A troupe of motorcycles precedes the car as it rolls past the gates of the prison. Buddy spies on the dog warden Otto B. Kinder, who maintains a draconian hold on the prisoners' rights. When the prisoners sing, the Warden orders them to be silent. The Warden also orders silence from Machine Gun Mike and a fellow prisoner exchanging letters. He gives a mallet to a lazy prisoner supposed to be smashing rocks, instead tapping out "London Bridge Is Falling Down", only to be accidentally smacked in the head by the mallet. Another prisoner is attempting to propel himself from the prison by means of a cannon, but is given a pick-axe.

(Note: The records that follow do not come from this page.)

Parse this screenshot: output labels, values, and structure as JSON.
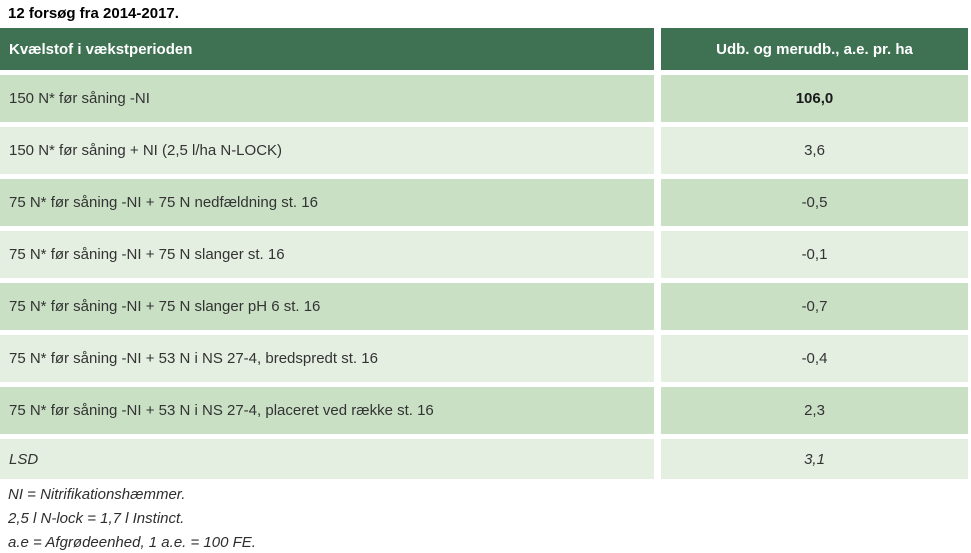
{
  "title": "12 forsøg fra 2014-2017.",
  "table": {
    "headers": {
      "treatment": "Kvælstof i vækstperioden",
      "yield": "Udb. og merudb., a.e. pr. ha"
    },
    "rows": [
      {
        "label": "150 N* før såning -NI",
        "value": "106,0"
      },
      {
        "label": "150 N* før såning + NI (2,5 l/ha N-LOCK)",
        "value": "3,6"
      },
      {
        "label": "75 N* før såning -NI + 75 N nedfældning st. 16",
        "value": "-0,5"
      },
      {
        "label": "75 N* før såning -NI + 75 N slanger st. 16",
        "value": "-0,1"
      },
      {
        "label": "75 N* før såning -NI + 75 N slanger pH 6 st. 16",
        "value": "-0,7"
      },
      {
        "label": "75 N* før såning -NI + 53 N i NS 27-4, bredspredt st. 16",
        "value": "-0,4"
      },
      {
        "label": "75 N* før såning -NI + 53 N i NS 27-4, placeret ved række st. 16",
        "value": "2,3"
      },
      {
        "label": "LSD",
        "value": "3,1"
      }
    ]
  },
  "footnotes": [
    "NI = Nitrifikationshæmmer.",
    "2,5 l N-lock = 1,7 l Instinct.",
    "a.e = Afgrødeenhed, 1 a.e. = 100 FE."
  ],
  "colors": {
    "header_bg": "#3e7253",
    "row_green_bg": "#c9e0c5",
    "row_light_bg": "#e4eee1",
    "header_text": "#ffffff",
    "body_text": "#333333"
  }
}
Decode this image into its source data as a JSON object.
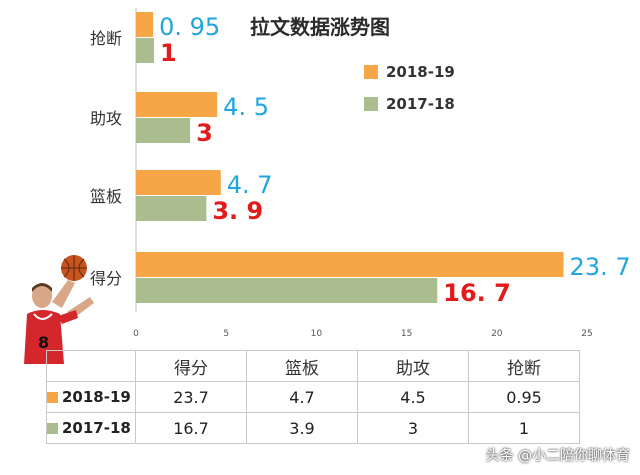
{
  "chart_data": {
    "type": "bar",
    "orientation": "horizontal",
    "title": "拉文数据涨势图",
    "categories": [
      "抢断",
      "助攻",
      "篮板",
      "得分"
    ],
    "series": [
      {
        "name": "2018-19",
        "color": "#f6a647",
        "value_color": "#1fa6e0",
        "values": [
          0.95,
          4.5,
          4.7,
          23.7
        ],
        "labels": [
          "0. 95",
          "4. 5",
          "4. 7",
          "23. 7"
        ]
      },
      {
        "name": "2017-18",
        "color": "#a9bd8f",
        "value_color": "#e11b1b",
        "values": [
          1,
          3,
          3.9,
          16.7
        ],
        "labels": [
          "1",
          "3",
          "3. 9",
          "16. 7"
        ]
      }
    ],
    "xlim": [
      0,
      25
    ],
    "xticks": [
      0,
      5,
      10,
      15,
      20,
      25
    ],
    "legend_position": "right",
    "grid": false
  },
  "table": {
    "header": [
      "",
      "得分",
      "篮板",
      "助攻",
      "抢断"
    ],
    "rows": [
      {
        "season": "2018-19",
        "color": "#f6a647",
        "cells": [
          "23.7",
          "4.7",
          "4.5",
          "0.95"
        ]
      },
      {
        "season": "2017-18",
        "color": "#a9bd8f",
        "cells": [
          "16.7",
          "3.9",
          "3",
          "1"
        ]
      }
    ]
  },
  "player": {
    "jersey_number": "8",
    "colors": {
      "jersey": "#d3272b",
      "skin": "#d8a787",
      "ball": "#c8531f"
    }
  },
  "watermark": "头条 @小二陪你聊体育"
}
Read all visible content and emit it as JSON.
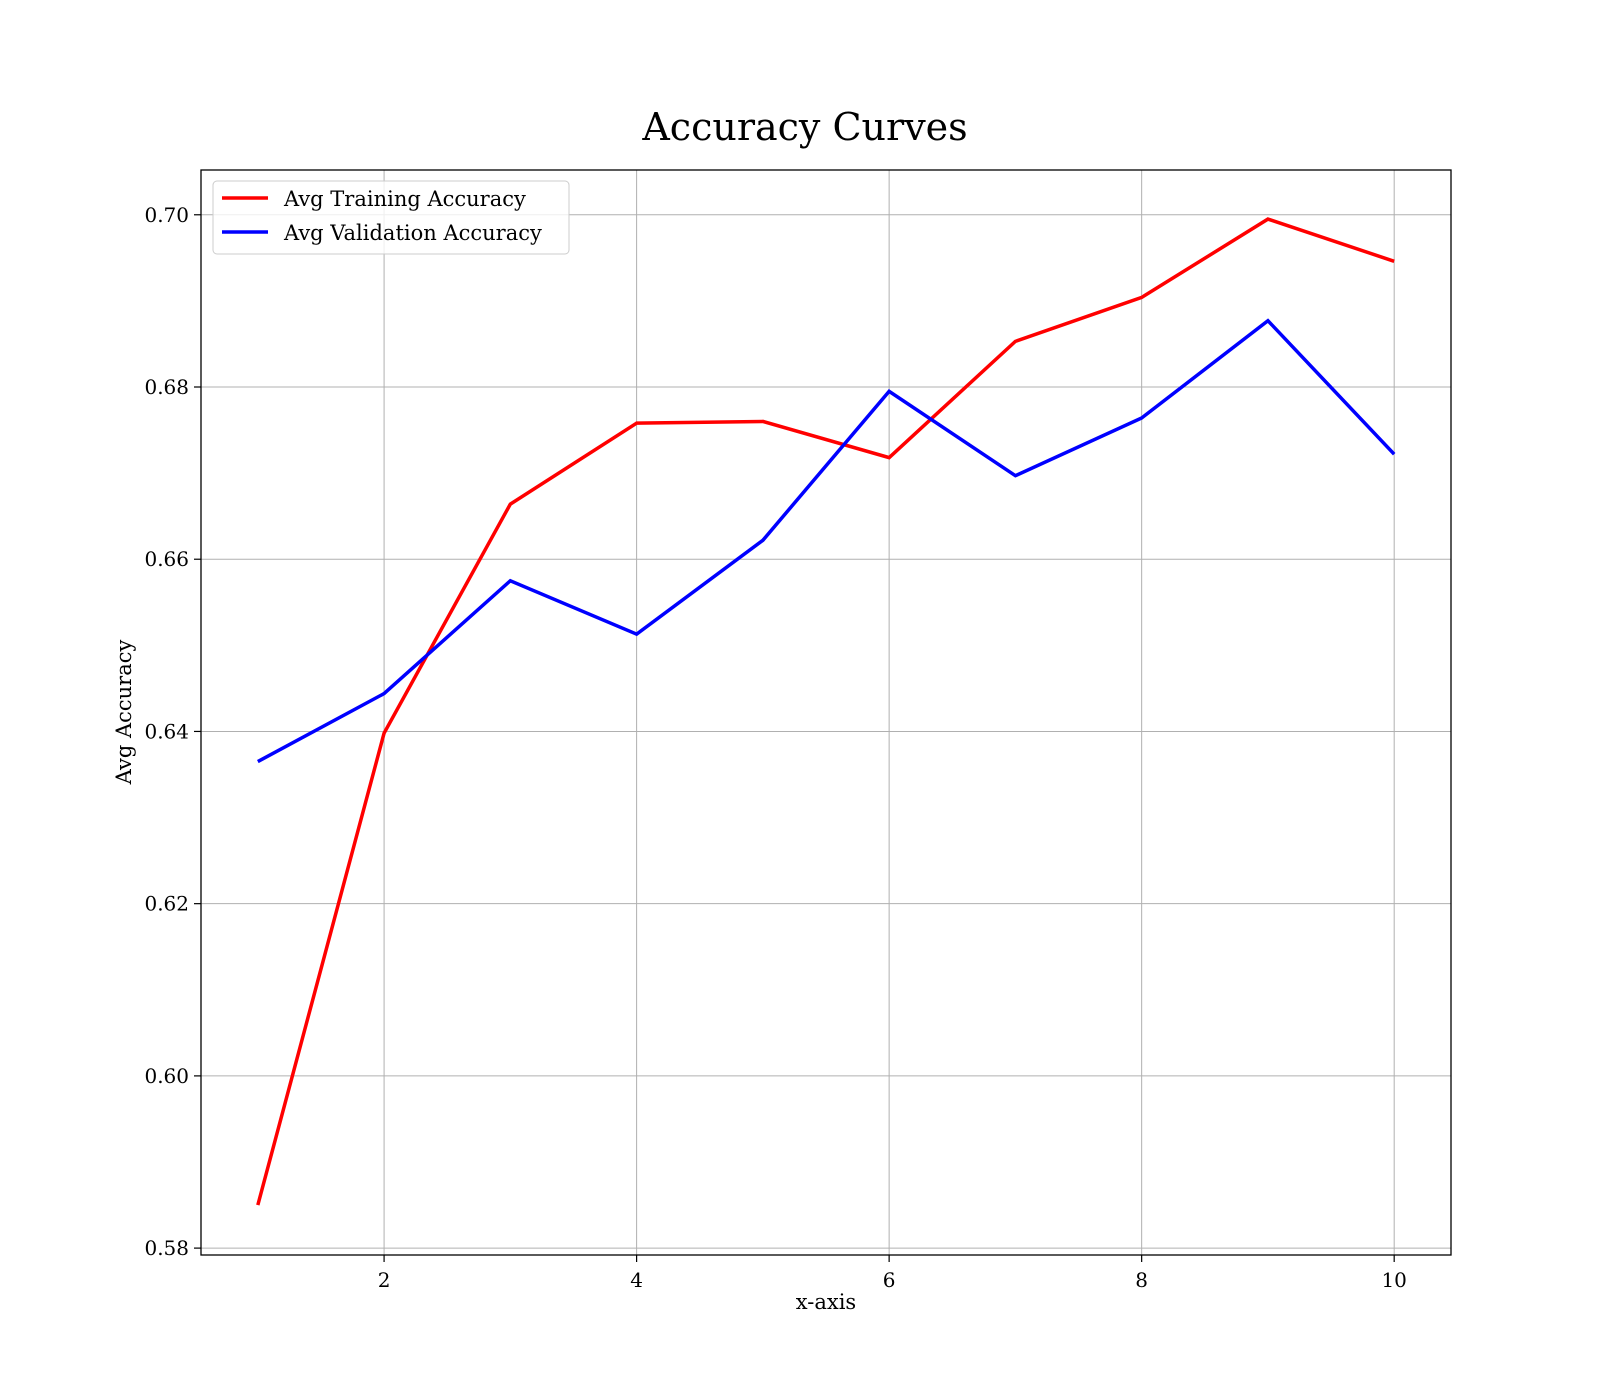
{
  "chart_data": {
    "type": "line",
    "title": "Accuracy Curves",
    "xlabel": "x-axis",
    "ylabel": "Avg Accuracy",
    "x": [
      1,
      2,
      3,
      4,
      5,
      6,
      7,
      8,
      9,
      10
    ],
    "xlim": [
      0.55,
      10.45
    ],
    "ylim": [
      0.5792,
      0.7052
    ],
    "xticks": [
      2,
      4,
      6,
      8,
      10
    ],
    "yticks": [
      0.58,
      0.6,
      0.62,
      0.64,
      0.66,
      0.68,
      0.7
    ],
    "xtick_labels": [
      "2",
      "4",
      "6",
      "8",
      "10"
    ],
    "ytick_labels": [
      "0.58",
      "0.60",
      "0.62",
      "0.64",
      "0.66",
      "0.68",
      "0.70"
    ],
    "grid": true,
    "legend_position": "top-left",
    "series": [
      {
        "name": "Avg Training Accuracy",
        "color": "#ff0000",
        "values": [
          0.585,
          0.6398,
          0.6664,
          0.6758,
          0.676,
          0.6718,
          0.6853,
          0.6904,
          0.6995,
          0.6946
        ]
      },
      {
        "name": "Avg Validation Accuracy",
        "color": "#0000ff",
        "values": [
          0.6365,
          0.6444,
          0.6575,
          0.6513,
          0.6622,
          0.6795,
          0.6697,
          0.6764,
          0.6877,
          0.6722
        ]
      }
    ]
  }
}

Buddy rushes off to a typewriter and writes a letter to his superior. Some time later, he is made warden of the prison, where he rehabilitates criminals with music and encourages them with free ice cream. Machine Gun Mike is pardoned, but he does not mind being in prison and burns the paper. Commoners begin to rush into the prison so Buddy closes it down and denotes a lack of vacancy.